I'll never forget the man putting his infant into the carseat across the street from Le Bec-Fin--where I was walking. Mid-step, I sneezed. Immediately, I hear an ebullient holler, "Bless you!" I think to myself, 'Huh? Do I really sneeze that loud? This guy isn't even standing next to me!' After realizing that I am not in a romantic comedy, I thought (again, for the hundredth time), 'Where does this kindness come from?' I have a hard time putting my godchildren into carseats without catching their dangling right leg in the door.
One day, I caught a parking enforcement officer writing me a ticket. I approached him calmly (as I have learned from my past, failed aggressive exhibitions). To my amazement, he let it go. I didn't have to devise some convoluted tale about a non-existent grandfather whose wheelchair broke, blah blah blah. We enjoyed a friendly conversation. Upon departing, I felt humbled, and grateful.
One day, after an 18-hour workday, the Puerto Rican maintenance worker in my apartment building spent two hours circling locales on the paper map he'd brought, and then explained, "My cousin will take care of you on your upcoming vacation to Puerto Rico." I don't even want to talk to people first thing in the morning, much less after work. Situations like these engender, via modeling, enhanced kindness in me.
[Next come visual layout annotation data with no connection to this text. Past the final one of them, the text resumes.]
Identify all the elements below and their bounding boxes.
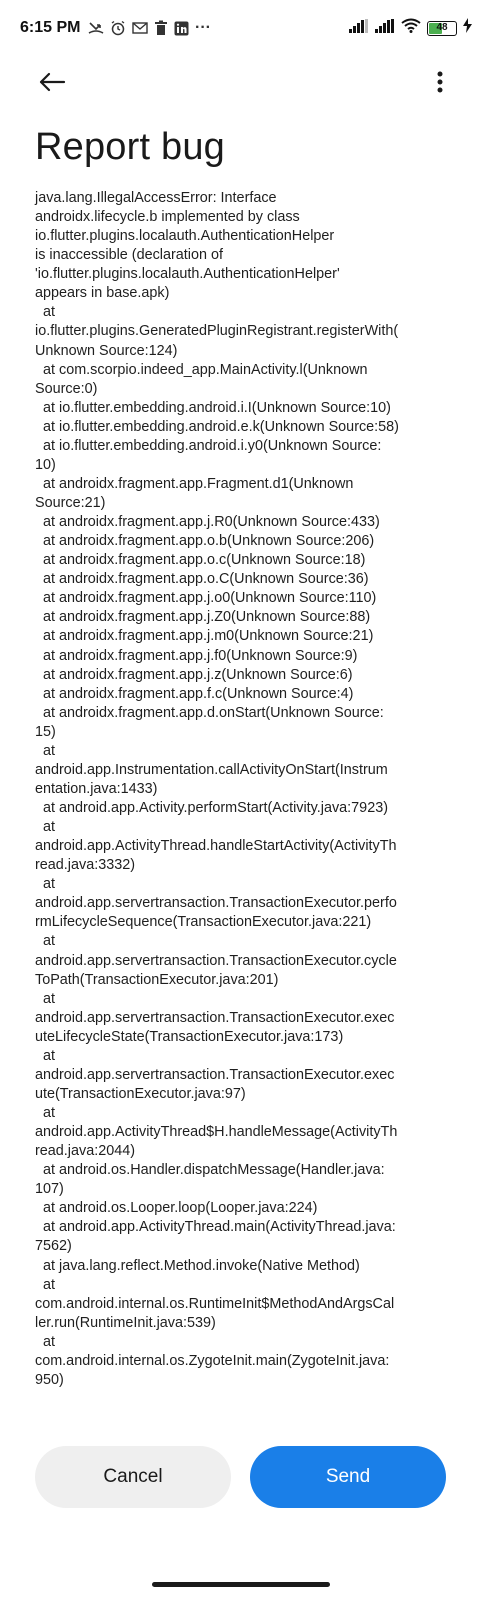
home-indicator[interactable] — [152, 1582, 330, 1587]
cancel-button[interactable]: Cancel — [35, 1446, 231, 1508]
action-row: Cancel Send — [35, 1446, 447, 1508]
missed-call-icon — [88, 20, 104, 36]
delete-icon — [154, 20, 168, 36]
charging-icon — [463, 18, 472, 38]
battery-level: 48 — [436, 21, 448, 33]
signal-icon — [375, 18, 395, 38]
gmail-icon — [132, 21, 148, 35]
back-button[interactable] — [30, 62, 74, 102]
send-button[interactable]: Send — [250, 1446, 446, 1508]
more-dots-icon: ··· — [195, 19, 211, 36]
more-options-button[interactable] — [428, 62, 452, 102]
notification-icons: ··· — [88, 18, 211, 38]
wifi-icon — [401, 18, 421, 38]
battery-icon: 48 — [427, 20, 457, 36]
arrow-left-icon — [39, 72, 66, 92]
status-bar: 6:15 PM ··· 48 — [0, 0, 492, 58]
status-time: 6:15 PM — [20, 19, 81, 36]
app-bar — [0, 58, 492, 108]
signal-icon — [349, 18, 369, 38]
system-icons: 48 — [349, 18, 472, 38]
bug-report-log: java.lang.IllegalAccessError: Interface … — [35, 190, 399, 1388]
more-vert-icon — [437, 71, 443, 93]
alarm-icon — [110, 20, 126, 36]
linkedin-icon — [174, 21, 189, 36]
page-title: Report bug — [35, 126, 226, 168]
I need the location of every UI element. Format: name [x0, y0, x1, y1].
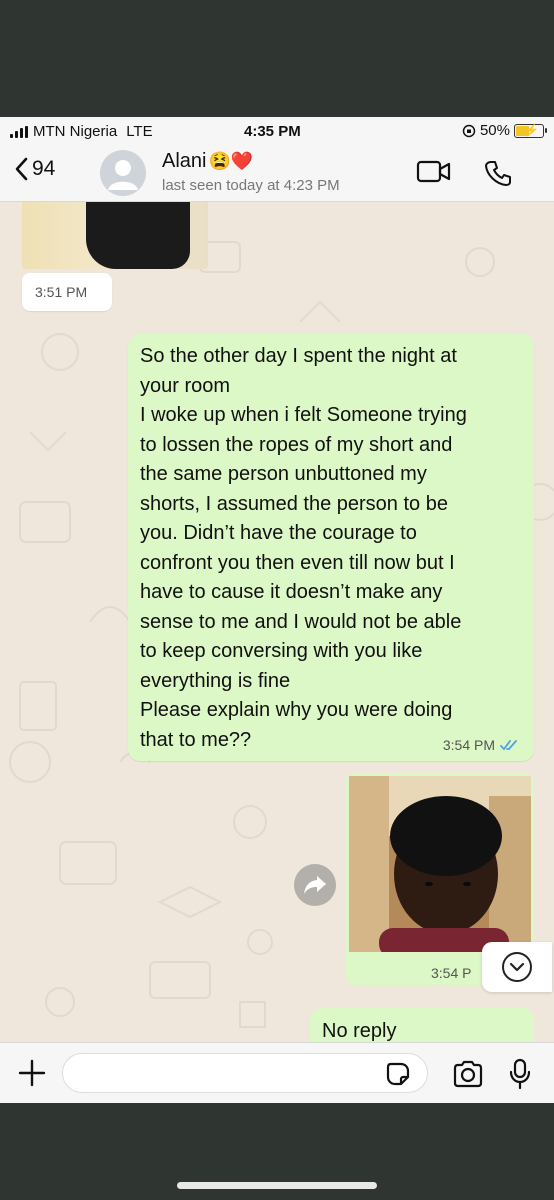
default-avatar-icon — [108, 160, 138, 190]
last-seen: last seen today at 4:23 PM — [162, 177, 340, 194]
contact-emojis: 😫❤️ — [208, 151, 254, 171]
scroll-down-button[interactable] — [482, 942, 552, 992]
camera-icon[interactable] — [452, 1060, 484, 1088]
forward-button[interactable] — [294, 864, 336, 906]
forward-icon — [304, 876, 326, 894]
message-input-bar — [0, 1042, 554, 1103]
avatar[interactable] — [100, 150, 146, 196]
mic-icon[interactable] — [509, 1058, 531, 1090]
carrier-name: MTN Nigeria — [33, 123, 118, 140]
message-time: 3:54 PM — [442, 737, 495, 753]
reaction-photo — [349, 776, 531, 952]
message-time: 3:54 P — [431, 965, 472, 981]
contact-name-text: Alani — [162, 150, 207, 172]
battery-percent: 50% — [479, 122, 510, 139]
status-time: 4:35 PM — [244, 123, 301, 140]
incoming-time-bubble: 3:51 PM — [22, 273, 112, 311]
outgoing-text-message[interactable]: So the other day I spent the night at yo… — [128, 334, 534, 761]
status-bar: MTN Nigeria LTE 4:35 PM 50% ⚡ — [0, 117, 554, 145]
message-time: 3:51 PM — [35, 284, 88, 300]
message-meta: 3:54 PM — [443, 737, 520, 753]
charging-bolt-icon: ⚡ — [524, 122, 539, 137]
back-chevron-icon — [15, 157, 28, 181]
unread-count: 94 — [32, 157, 56, 180]
battery-icon: ⚡ — [514, 122, 547, 138]
incoming-image-message[interactable] — [22, 202, 208, 269]
network-type: LTE — [126, 123, 153, 140]
video-call-icon[interactable] — [416, 159, 452, 185]
message-input[interactable] — [62, 1053, 428, 1093]
phone-icon[interactable] — [484, 159, 512, 187]
orientation-lock-icon — [462, 124, 476, 137]
chat-area[interactable]: 3:51 PM So the other day I spent the nig… — [0, 202, 554, 1042]
image-content — [86, 202, 190, 269]
whatsapp-screen: MTN Nigeria LTE 4:35 PM 50% ⚡ 94 Alani 😫… — [0, 117, 554, 1103]
back-button[interactable]: 94 — [14, 157, 55, 181]
contact-name[interactable]: Alani 😫❤️ — [162, 150, 253, 173]
chevron-down-icon — [502, 952, 532, 982]
outgoing-text-message[interactable]: No reply — [310, 1008, 534, 1042]
message-text: So the other day I spent the night at yo… — [140, 345, 467, 751]
carrier-info: MTN Nigeria LTE — [10, 123, 153, 140]
signal-icon — [10, 125, 28, 138]
message-text: No reply — [322, 1020, 397, 1042]
read-ticks-icon — [500, 740, 517, 751]
sticker-icon[interactable] — [386, 1062, 410, 1086]
plus-icon[interactable] — [18, 1059, 46, 1087]
battery-info: 50% ⚡ — [462, 122, 547, 139]
chat-header: 94 Alani 😫❤️ last seen today at 4:23 PM — [0, 145, 554, 202]
home-indicator[interactable] — [177, 1182, 377, 1189]
photo-content — [349, 776, 531, 952]
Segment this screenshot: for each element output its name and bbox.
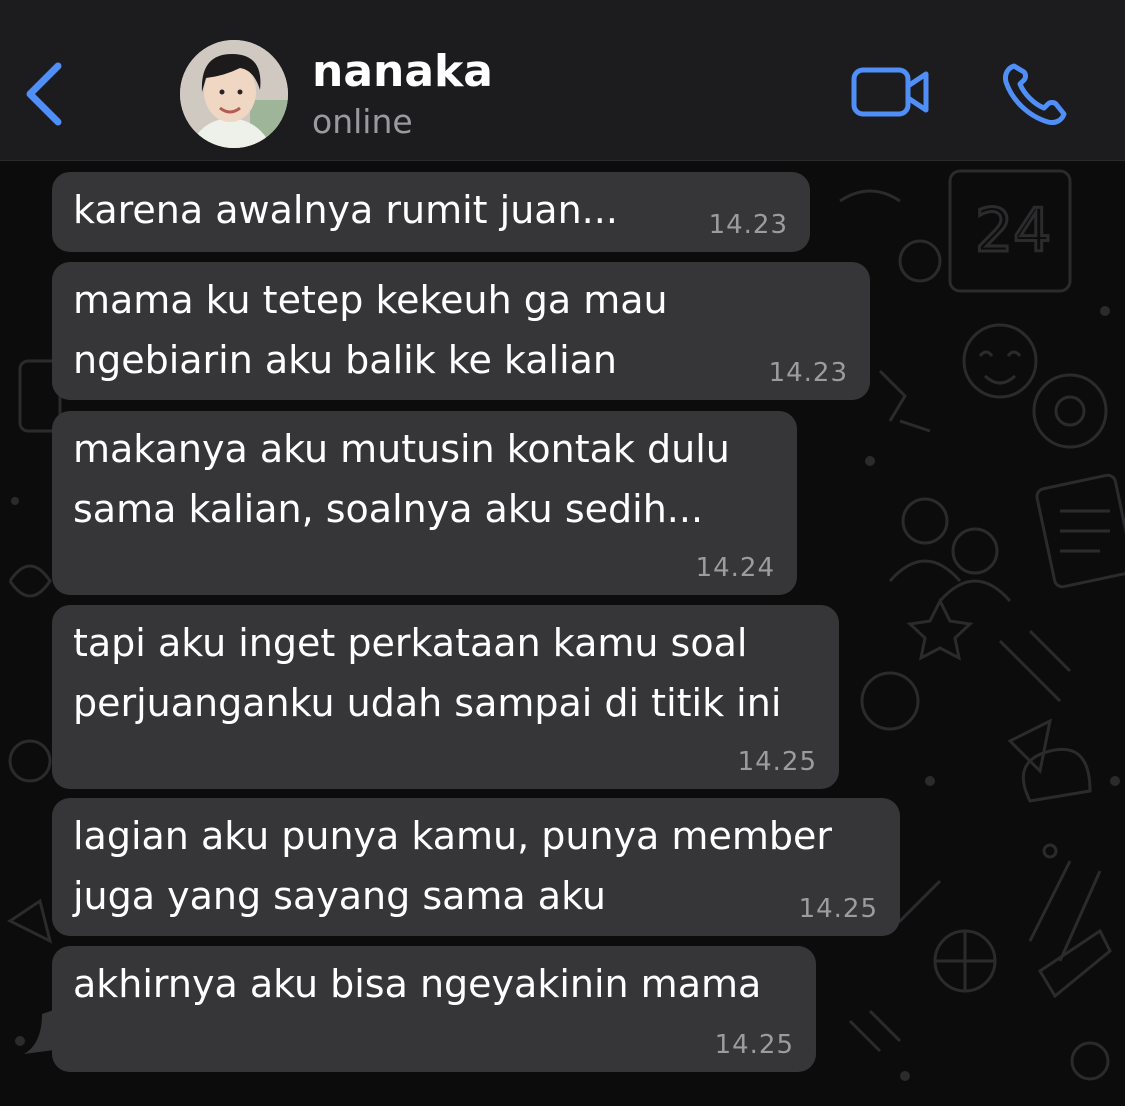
message-text: tapi aku inget perkataan kamu soal perju… (73, 621, 782, 725)
voice-call-button[interactable] (1000, 60, 1070, 126)
message-bubble[interactable]: karena awalnya rumit juan... 14.23 (52, 172, 810, 252)
chat-header: nanaka online (0, 0, 1125, 161)
message-text: karena awalnya rumit juan... (73, 188, 618, 232)
message-text: mama ku tetep kekeuh ga mau ngebiarin ak… (73, 278, 668, 382)
contact-status: online (312, 102, 413, 141)
message-bubble[interactable]: akhirnya aku bisa ngeyakinin mama 14.25 (52, 946, 816, 1072)
svg-text:24: 24 (975, 196, 1051, 266)
message-text: akhirnya aku bisa ngeyakinin mama (73, 962, 762, 1006)
back-button[interactable] (20, 60, 70, 130)
chat-screen: nanaka online 24 karena awalnya rumit ju… (0, 0, 1125, 1106)
phone-call-icon (1003, 63, 1067, 125)
message-time: 14.25 (798, 894, 878, 924)
contact-name[interactable]: nanaka (312, 44, 493, 100)
avatar[interactable] (180, 40, 288, 148)
message-time: 14.23 (708, 210, 788, 240)
message-time: 14.25 (737, 747, 817, 777)
message-bubble[interactable]: makanya aku mutusin kontak dulu sama kal… (52, 411, 797, 595)
message-time: 14.25 (714, 1030, 794, 1060)
video-call-button[interactable] (850, 64, 932, 120)
message-bubble[interactable]: lagian aku punya kamu, punya member juga… (52, 798, 900, 936)
message-bubble[interactable]: tapi aku inget perkataan kamu soal perju… (52, 605, 839, 789)
avatar-photo (180, 40, 288, 148)
message-time: 14.24 (695, 553, 775, 583)
message-bubble[interactable]: mama ku tetep kekeuh ga mau ngebiarin ak… (52, 262, 870, 400)
message-time: 14.23 (768, 358, 848, 388)
video-call-icon (851, 67, 929, 117)
message-text: lagian aku punya kamu, punya member juga… (73, 814, 832, 918)
message-text: makanya aku mutusin kontak dulu sama kal… (73, 427, 730, 531)
back-chevron-icon (26, 62, 62, 126)
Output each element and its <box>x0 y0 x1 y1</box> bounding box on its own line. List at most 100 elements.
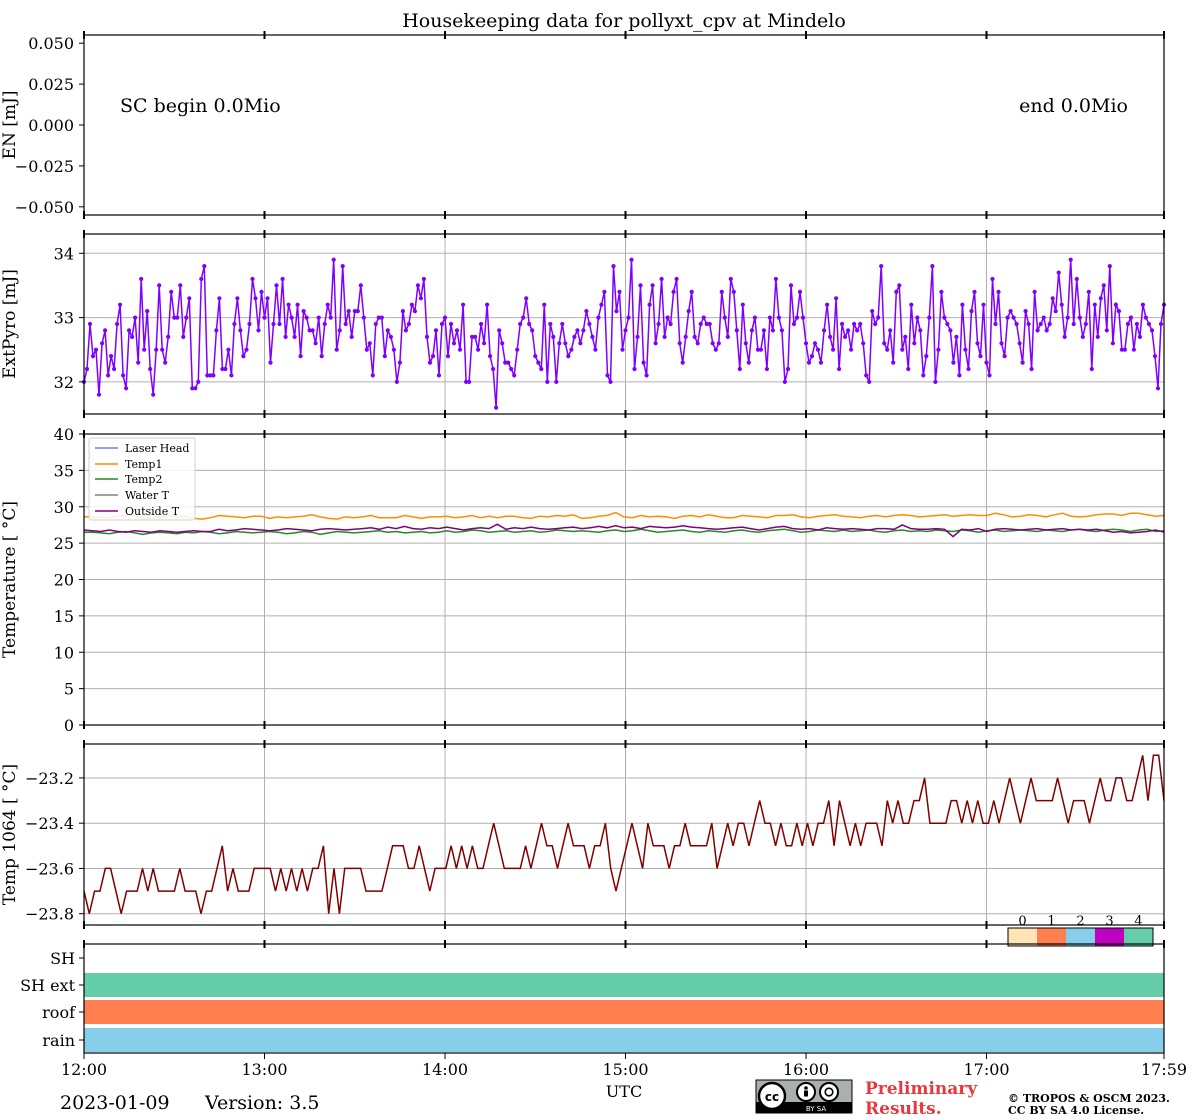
series-point <box>331 257 336 262</box>
series-point <box>680 360 685 365</box>
cc-license-badge: cc BY SA <box>755 1079 853 1114</box>
series-point <box>1074 276 1079 282</box>
series-point <box>1098 296 1103 301</box>
series-point <box>93 347 99 352</box>
series-point <box>876 315 881 320</box>
series-point <box>921 373 926 378</box>
series-point <box>936 347 941 352</box>
colorbar-swatch-4 <box>1124 928 1153 946</box>
series-point <box>1092 302 1097 307</box>
series-point <box>325 302 330 307</box>
series-point <box>328 315 333 320</box>
series-point <box>945 321 950 327</box>
series-point <box>566 354 571 359</box>
series-point <box>286 302 291 307</box>
series-point <box>367 341 372 346</box>
series-point <box>999 341 1004 346</box>
x-tick-label: 12:00 <box>61 1060 107 1079</box>
series-point <box>728 276 733 282</box>
y-tick-label: 35 <box>54 461 74 480</box>
series-point <box>1140 302 1145 307</box>
series-point <box>394 379 399 384</box>
series-point <box>659 276 664 282</box>
y-tick-label: 0.050 <box>28 34 74 53</box>
colorbar-tick-label: 1 <box>1047 914 1055 929</box>
series-point <box>355 309 360 314</box>
series-point <box>734 328 739 333</box>
series-point <box>175 315 180 320</box>
legend-label-temp1: Temp1 <box>125 458 162 471</box>
y-tick-label: 10 <box>54 643 74 662</box>
y-tick-label: −0.025 <box>15 157 74 176</box>
series-point <box>578 341 583 346</box>
series-point <box>831 347 836 352</box>
series-point <box>397 360 402 365</box>
series-point <box>545 379 550 384</box>
series-point <box>1083 321 1088 327</box>
series-point <box>870 309 875 314</box>
series-point <box>343 321 348 327</box>
series-point <box>1047 321 1052 327</box>
series-point <box>858 321 863 327</box>
colorbar-tick-label: 4 <box>1134 914 1142 929</box>
series-point <box>1026 321 1031 327</box>
series-point <box>154 347 159 352</box>
cc-badge-text: BY SA <box>806 1105 826 1113</box>
series-point <box>752 315 758 320</box>
series-point <box>415 283 420 288</box>
footer-version: Version: 3.5 <box>204 1092 319 1114</box>
y-tick-label: 0.025 <box>28 75 74 94</box>
series-point <box>635 334 640 339</box>
series-point <box>232 321 237 327</box>
series-point <box>124 386 129 391</box>
extpyro-y-axis-label: ExtPyro [mJ] <box>0 269 20 379</box>
series-point <box>337 328 342 333</box>
series-point <box>1149 328 1155 333</box>
series-point <box>418 296 423 301</box>
series-point <box>136 360 141 365</box>
series-point <box>963 347 968 352</box>
series-point <box>476 347 481 352</box>
series-point <box>990 276 995 282</box>
series-point <box>527 321 532 327</box>
series-point <box>912 341 917 346</box>
series-point <box>84 366 90 372</box>
preliminary-results-label: Preliminary Results. <box>865 1079 983 1119</box>
series-point <box>1158 321 1164 327</box>
series-point <box>855 328 860 333</box>
series-point <box>834 296 839 301</box>
series-point <box>121 373 126 378</box>
series-point <box>193 386 198 391</box>
series-point <box>298 354 303 359</box>
series-point <box>861 341 866 346</box>
colorbar-tick-label: 2 <box>1076 914 1084 929</box>
colorbar-swatch-0 <box>1008 928 1037 946</box>
legend-label-temp2: Temp2 <box>125 473 162 486</box>
series-point <box>575 328 580 333</box>
y-tick-label: −23.4 <box>25 814 74 833</box>
series-point <box>1053 309 1058 314</box>
series-point <box>1002 354 1007 359</box>
series-point <box>109 354 114 359</box>
series-point <box>614 309 619 314</box>
series-point <box>539 366 544 372</box>
series-point <box>445 354 451 359</box>
series-point <box>467 379 472 384</box>
series-point <box>749 328 755 333</box>
panel-temp1064: −23.2 −23.4 −23.6 −23.8 Temp 1064 [ °C] <box>0 740 1165 929</box>
series-point <box>424 334 430 339</box>
series-point <box>1041 315 1046 320</box>
series-point <box>406 321 411 327</box>
series-point <box>1128 315 1133 320</box>
series-point <box>599 302 604 307</box>
series-point <box>548 321 553 327</box>
series-point <box>521 315 526 320</box>
series-point <box>1038 321 1043 327</box>
series-point <box>211 373 216 378</box>
series-point <box>864 373 869 378</box>
series-point <box>427 360 433 365</box>
series-point <box>1143 315 1148 320</box>
series-line-p2 <box>83 259 1165 408</box>
series-point <box>1032 289 1037 294</box>
series-point <box>530 328 535 333</box>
All this kindness and friendliness began the first day I moved to Philadelphia. Upon lugging my belongings into my new apartment, a nice young man approached me, and offered to help me move. It was cold outside. I relish efficiency and sincerity, and have a low tolerance for bull****. Thus, I'll do anything--dress incognito--to avoid superficial conversations. Maybe LA primed me for the worst of the worst. It did. Living in Philly, I quickly discovered that if people in this town are talking to you, it's because they want to be talking to you; if a person is not talking to you, you know they don't want to talk to you. Simple as that. No games. No ego. Just genuine kindness and friendliness.
The salient, daily display of genuine kindness and friendliness in Philadelphia is awe-inducing. Philly has made this cynic like people--again. I now smile at strangers. Living here has transformed me into a kinder person. Moreover, you can damn well bet that this "import" adamantly argues with anyone who vilifies Philadelphians.